Falstaff’s antics have a certain grating quality about them; suggesting maybe the passage of time or else a subterranean subversive element of Shakespeare’s playcraft. Much of the humor is built around fat jokes made at Falstaff’s expense, sometimes by Falstaff himself but more often by Prince Henry, who enjoys insult humor as his target is not free to answer back in kind.

It isn’t Shakespeare’s most accessible comedy, reliant on a lot of wordplay. But the glimpses we get of lower-class tavern life feel amazingly authentic and alive despite the years, with minor characters getting their chances to make an impression amid the scrum.
The title page of a 1598 quarto of Henry IV, Part I, published at the height of its author's career, advertises the battle of Shrewsbury and "the humourous conceits of Sir John Falstaffe." Image from https://www.shakespearetheatre.org/watch-listen/playing-at-history/. 

I love the way the play moves from scene to scene, shifting from King Henry’s court to enemy encampments to the streets of London. Shakespeare makes it all very diverting, yet amid this kaleidoscope approach you feel the disparate elements Henry’s England of 1403 coming together in a way that remind you of the stakes involved.

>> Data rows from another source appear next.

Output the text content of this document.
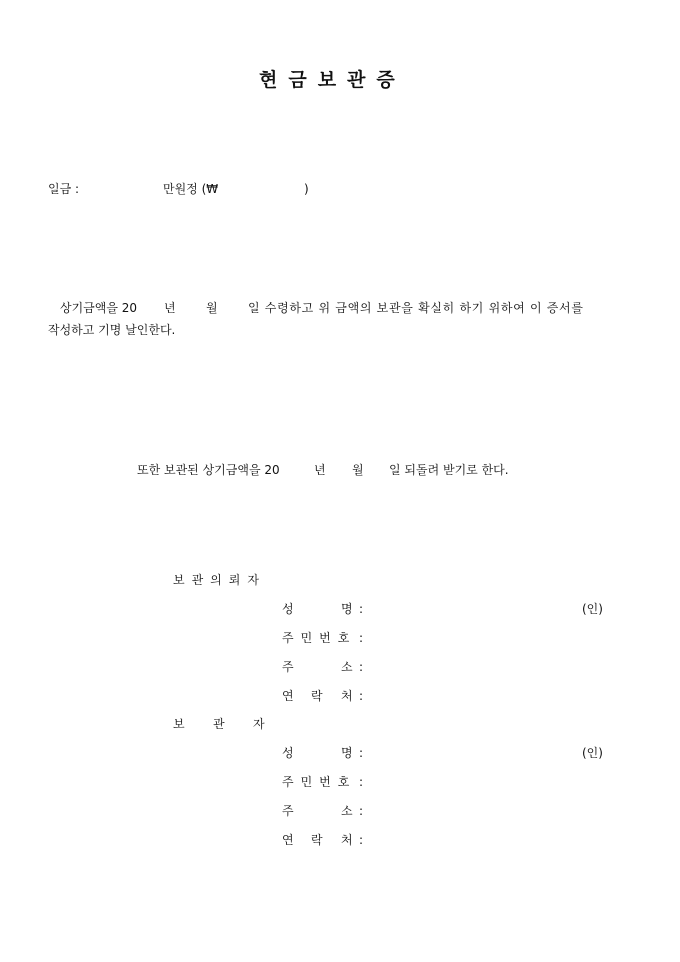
현금보관증
일금 :	만원정 (₩	)
상기금액을 20 년	월	일 수령하고 위 금액의 보관을 확실히 하기 위하여 이 증서를
작성하고 기명 날인한다.
또한 보관된 상기금액을 20	년 월 일 되돌려 받기로 한다.
보관의뢰자
성	명 :	(인)
주민번호 :
주	소 :
연 락 처 :
보 관 자
성	명 :	(인)
주민번호 :
주	소 :
연 락 처 :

In this way, Henry IV, Part I forms the pivot of the second Henriad, which begins with Richard II and continues with Henry IV, Part II and Henry V, examining the tricky question of how divine right and popular will intersect when it comes to ruling over a state. That it does so while managing to be so entertaining demonstrates both Shakespeare’s enduring greatness and the daunting complexity of medieval politics. A great play both for what it says by itself and how it connects to the rest of this epic drama.